Lab Case 302 – interpretation

A 60 year old male presents to ED with a 3 day history of a swollen, red painful left ankle.

He has felt systemically unwell and is unable to weight bear. He returned from Thailand 1 week previously. There is no history of trauma. An ankle athrocentesis is performed and below are the initial results:

Description – 30ml of turbid fluid

Microscopy – Leucocytes 45667 /uL

  • Polymorphs 95%
  • Mononuclear 5%
  • Erthrocytes 50 /uL
  • No crystals observed

Microscopy – No bacteria seen

  1. Describe and interpret the above results, including a differential diagnosis
  2. Describe the process of aspirating an ankle joint

Answer

The above ankle aspirate shows turbid fluid with a markedly raised white cell count, with a predominate neutrophilia. There is a small amount of RBC, with no crystal or bacteria seen. In this clinical context, the most likely diagnosis would be  septic arthritis, but other differentials diagnosis need to be considered. See bleow:

Cause Fluid WCC PMN Crystals Bacteria
Noninflammatory          
OA or Traumatic Arthritis Straw coloured, clear <3000 <25% Nil Nil
Inflammatory          
RA Straw coloured, cloudy 3000-20000 <75% Nil Nil
Gout Straw coloured, cloudy 3000-20000 <75% Negative Birefringence Nil
Pseudogout Straw coloured, cloudy 3000-20000 <75% Positive Birefringence Nil
Infective Yellow and turbid >50 000 (92% Specificity)

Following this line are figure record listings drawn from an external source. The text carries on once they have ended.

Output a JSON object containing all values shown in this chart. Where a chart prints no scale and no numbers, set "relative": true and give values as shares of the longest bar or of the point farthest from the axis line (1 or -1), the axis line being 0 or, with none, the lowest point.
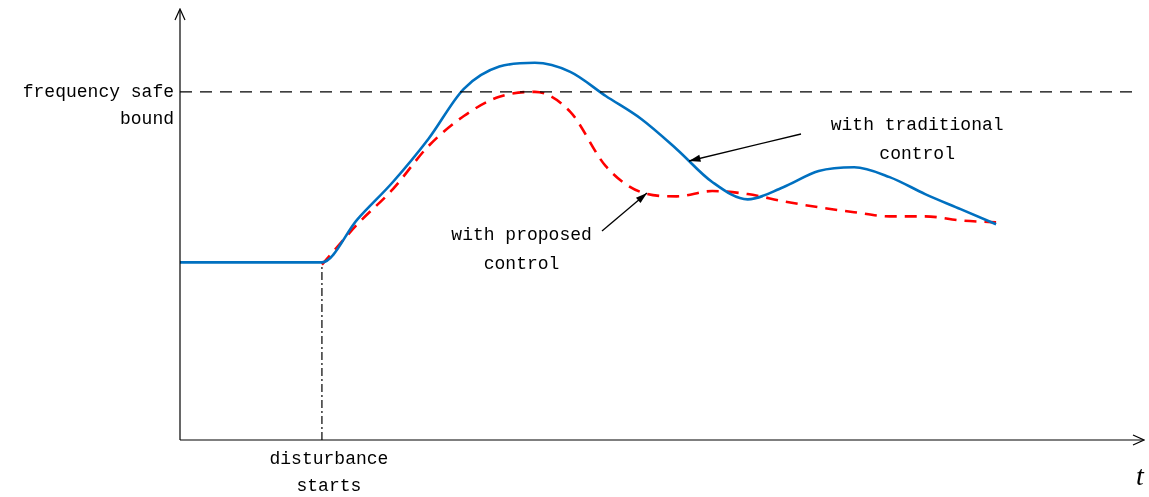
{
  "chart_data": {
    "type": "line",
    "relative": true,
    "xlabel": "t",
    "legend": false,
    "marker": "none",
    "annotations": [
      "disturbance starts"
    ],
    "categories": [
      null,
      null,
      null,
      null,
      null,
      null,
      null,
      null,
      null,
      null,
      null,
      null,
      null,
      null,
      null,
      null,
      null,
      null,
      null,
      null,
      null,
      null,
      null,
      null,
      null,
      null,
      null,
      null
    ],
    "series": [
      {
        "name": "with traditional control",
        "color": "#0070c0",
        "line_style": "solid",
        "values": [
          0.471,
          0.471,
          0.471,
          0.471,
          0.471,
          0.585,
          0.684,
          0.798,
          0.931,
          0.99,
          1,
          0.976,
          0.912,
          0.851,
          0.771,
          0.684,
          0.638,
          0.67,
          0.713,
          0.723,
          0.697,
          0.652,
          0.612,
          0.572,
          null,
          null,
          null,
          null
        ]
      },
      {
        "name": "with proposed control",
        "color": "#ff0000",
        "line_style": "dashed",
        "values": [
          null,
          null,
          null,
          null,
          0.465,
          0.572,
          0.665,
          0.779,
          0.859,
          0.91,
          0.923,
          0.87,
          0.726,
          0.657,
          0.646,
          0.66,
          0.652,
          0.633,
          0.617,
          0.604,
          0.593,
          0.593,
          0.582,
          0.577,
          null,
          null,
          null,
          null
        ]
      }
    ],
    "ref_lines": [
      {
        "axis": "y",
        "value": 0.923,
        "label": "frequency safe bound",
        "line_style": "dashed",
        "color": "#000000"
      }
    ]
  }
}
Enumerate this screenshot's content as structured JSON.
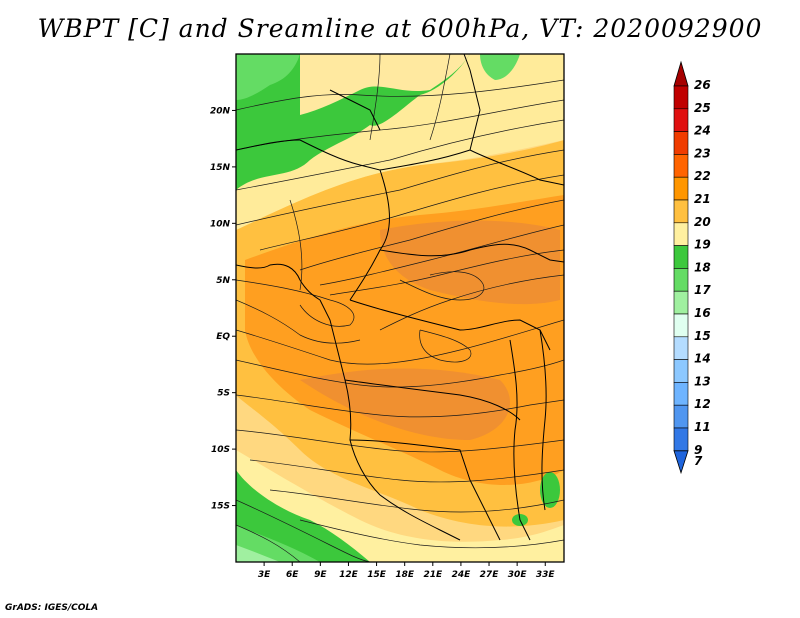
{
  "title": "WBPT [C] and Sreamline at 600hPa, VT: 2020092900",
  "credit": "GrADS: IGES/COLA",
  "map": {
    "lat_labels": [
      "20N",
      "15N",
      "10N",
      "5N",
      "EQ",
      "5S",
      "10S",
      "15S"
    ],
    "lat_values": [
      20,
      15,
      10,
      5,
      0,
      -5,
      -10,
      -15
    ],
    "lon_labels": [
      "3E",
      "6E",
      "9E",
      "12E",
      "15E",
      "18E",
      "21E",
      "24E",
      "27E",
      "30E",
      "33E"
    ],
    "lon_values": [
      3,
      6,
      9,
      12,
      15,
      18,
      21,
      24,
      27,
      30,
      33
    ],
    "lon_range": [
      0,
      35
    ],
    "lat_range": [
      -20,
      25
    ],
    "field": "Wet-bulb potential temperature (C)",
    "level": "600hPa",
    "overlay": "Streamlines"
  },
  "colorbar": {
    "levels": [
      "26",
      "25",
      "24",
      "23",
      "22",
      "21",
      "20",
      "19",
      "18",
      "17",
      "16",
      "15",
      "14",
      "13",
      "12",
      "11",
      "9",
      "7"
    ],
    "colors": {
      "26": "#a60000",
      "25": "#c00000",
      "24": "#e01010",
      "23": "#f03c00",
      "22": "#ff6400",
      "21": "#ff9600",
      "20": "#ffc040",
      "19": "#fff0a0",
      "18": "#3cc83c",
      "17": "#64dc64",
      "16": "#a0f0a0",
      "15": "#e0fff0",
      "14": "#b4dcff",
      "13": "#8cc8ff",
      "12": "#6eb4ff",
      "11": "#5096f0",
      "9": "#3278e6",
      "7": "#1e64dc"
    }
  }
}
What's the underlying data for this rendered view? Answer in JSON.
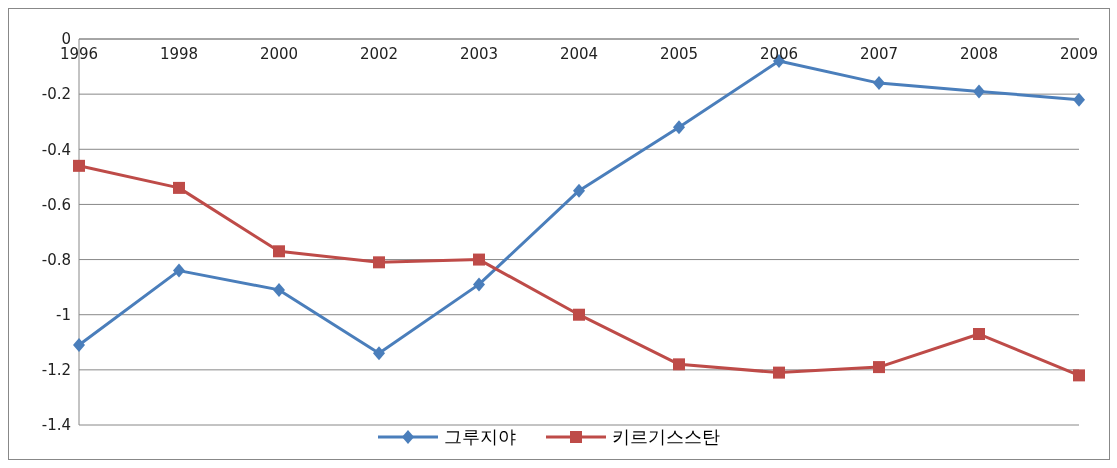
{
  "chart_data": {
    "type": "line",
    "categories": [
      "1996",
      "1998",
      "2000",
      "2002",
      "2003",
      "2004",
      "2005",
      "2006",
      "2007",
      "2008",
      "2009"
    ],
    "series": [
      {
        "name": "그루지야",
        "color": "#4a7ebb",
        "marker": "diamond",
        "values": [
          -1.11,
          -0.84,
          -0.91,
          -1.14,
          -0.89,
          -0.55,
          -0.32,
          -0.08,
          -0.16,
          -0.19,
          -0.22
        ]
      },
      {
        "name": "키르기스스탄",
        "color": "#be4b48",
        "marker": "square",
        "values": [
          -0.46,
          -0.54,
          -0.77,
          -0.81,
          -0.8,
          -1.0,
          -1.18,
          -1.21,
          -1.19,
          -1.07,
          -1.22
        ]
      }
    ],
    "ylim": [
      -1.4,
      0
    ],
    "yticks": [
      0,
      -0.2,
      -0.4,
      -0.6,
      -0.8,
      -1,
      -1.2,
      -1.4
    ],
    "grid": "y",
    "legend": "bottom"
  }
}
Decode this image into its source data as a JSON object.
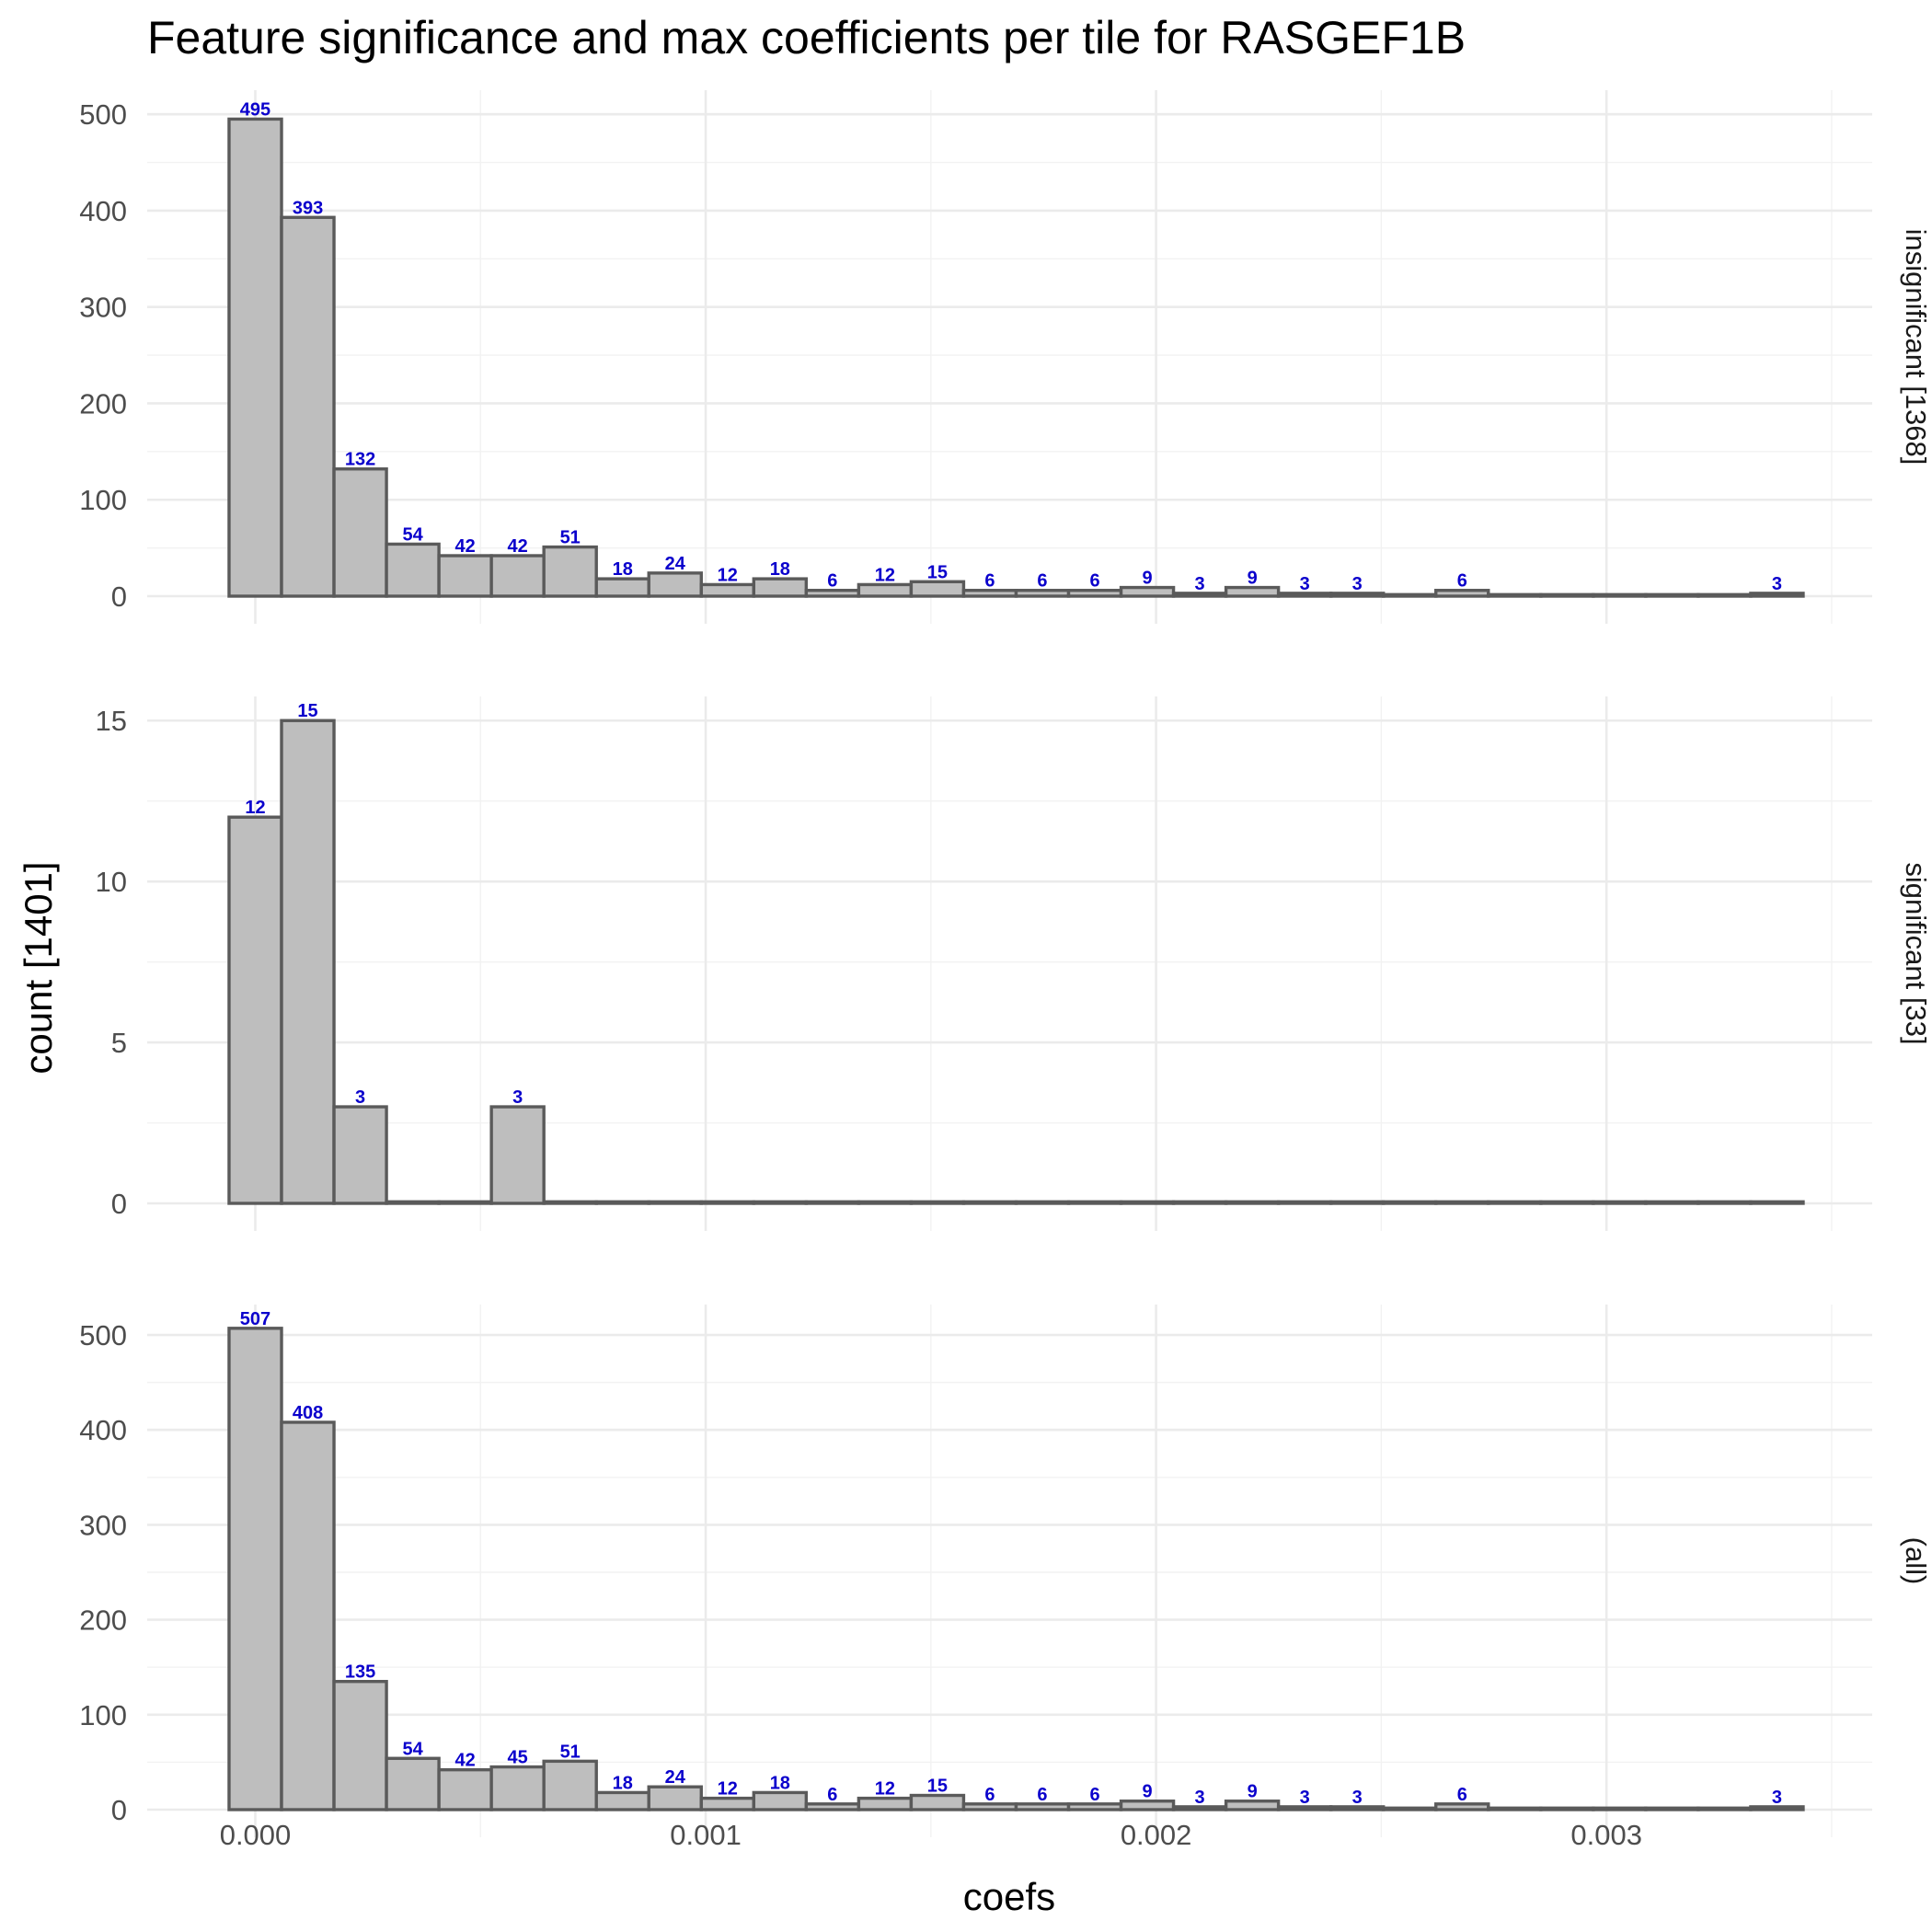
{
  "colors": {
    "bar_fill": "#bebebe",
    "bar_outline": "#5a5a5a",
    "label_text": "#0a00cc"
  },
  "chart_data": {
    "type": "bar",
    "subtype": "faceted histogram",
    "title": "Feature significance and max coefficients per tile for RASGEF1B",
    "xlabel": "coefs",
    "ylabel": "count [1401]",
    "bin_width": 0.0001165,
    "bin_centers": [
      0.0,
      0.0001165,
      0.000233,
      0.0003495,
      0.000466,
      0.0005825,
      0.000699,
      0.0008155,
      0.000932,
      0.0010485,
      0.001165,
      0.0012815,
      0.001398,
      0.0015145,
      0.001631,
      0.0017475,
      0.001864,
      0.0019805,
      0.002097,
      0.0022135,
      0.00233,
      0.0024465,
      0.002563,
      0.0026795,
      0.002796,
      0.0029125,
      0.003029,
      0.0031455,
      0.003262,
      0.0033785
    ],
    "xlim": [
      -0.00024,
      0.00359
    ],
    "xticks": [
      0.0,
      0.001,
      0.002,
      0.003
    ],
    "xtick_labels": [
      "0.000",
      "0.001",
      "0.002",
      "0.003"
    ],
    "grid": true,
    "facet_strip_position": "right",
    "panels": [
      {
        "strip_label": "insignificant [1368]",
        "ylim": [
          0,
          525
        ],
        "yticks": [
          0,
          100,
          200,
          300,
          400,
          500
        ],
        "values": [
          495,
          393,
          132,
          54,
          42,
          42,
          51,
          18,
          24,
          12,
          18,
          6,
          12,
          15,
          6,
          6,
          6,
          9,
          3,
          9,
          3,
          3,
          0,
          6,
          0,
          0,
          0,
          0,
          0,
          3
        ],
        "labels": [
          "495",
          "393",
          "132",
          "54",
          "42",
          "42",
          "51",
          "18",
          "24",
          "12",
          "18",
          "6",
          "12",
          "15",
          "6",
          "6",
          "6",
          "9",
          "3",
          "9",
          "3",
          "3",
          "",
          "6",
          "",
          "",
          "",
          "",
          "",
          "3"
        ]
      },
      {
        "strip_label": "significant [33]",
        "ylim": [
          0,
          15.75
        ],
        "yticks": [
          0,
          5,
          10,
          15
        ],
        "values": [
          12,
          15,
          3,
          0,
          0,
          3,
          0,
          0,
          0,
          0,
          0,
          0,
          0,
          0,
          0,
          0,
          0,
          0,
          0,
          0,
          0,
          0,
          0,
          0,
          0,
          0,
          0,
          0,
          0,
          0
        ],
        "labels": [
          "12",
          "15",
          "3",
          "",
          "",
          "3",
          "",
          "",
          "",
          "",
          "",
          "",
          "",
          "",
          "",
          "",
          "",
          "",
          "",
          "",
          "",
          "",
          "",
          "",
          "",
          "",
          "",
          "",
          "",
          ""
        ]
      },
      {
        "strip_label": "(all)",
        "ylim": [
          0,
          532
        ],
        "yticks": [
          0,
          100,
          200,
          300,
          400,
          500
        ],
        "values": [
          507,
          408,
          135,
          54,
          42,
          45,
          51,
          18,
          24,
          12,
          18,
          6,
          12,
          15,
          6,
          6,
          6,
          9,
          3,
          9,
          3,
          3,
          0,
          6,
          0,
          0,
          0,
          0,
          0,
          3
        ],
        "labels": [
          "507",
          "408",
          "135",
          "54",
          "42",
          "45",
          "51",
          "18",
          "24",
          "12",
          "18",
          "6",
          "12",
          "15",
          "6",
          "6",
          "6",
          "9",
          "3",
          "9",
          "3",
          "3",
          "",
          "6",
          "",
          "",
          "",
          "",
          "",
          "3"
        ]
      }
    ]
  }
}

(If >25000 has a 70% specificity

>90% Nil <25% positive in gonococcal infection

50-75% positive in non gonococcal infection

           

 

Ankle Aspiration:

Indication – to investigate cause of ankle effusion with no history of trauma. Usually to diagnose septic arthritis

Contraindications – overlying cellulitis, coagulopathy (relative in patients taking oral anticoagulants)

Process – identify the following landmarks – tibialis anterior, extensor hallucis longus, extensor digitorum longus, medial and lateral malleoli. Areas for aspiration – between medial malleolus and TA, or between TA and EHL, or between lateral malleolus and EDL. Use sterile technique, and LA. Use a 18 to 20G needle and 20ml syringe. Remove as much flid as possible. Use EDTA blood tube for cell count, and urine specimen jar for MCS. Send to lab for WCC, MCS and crystals.

Complications – infection, bleeding, pain, damage to bone and cartilage.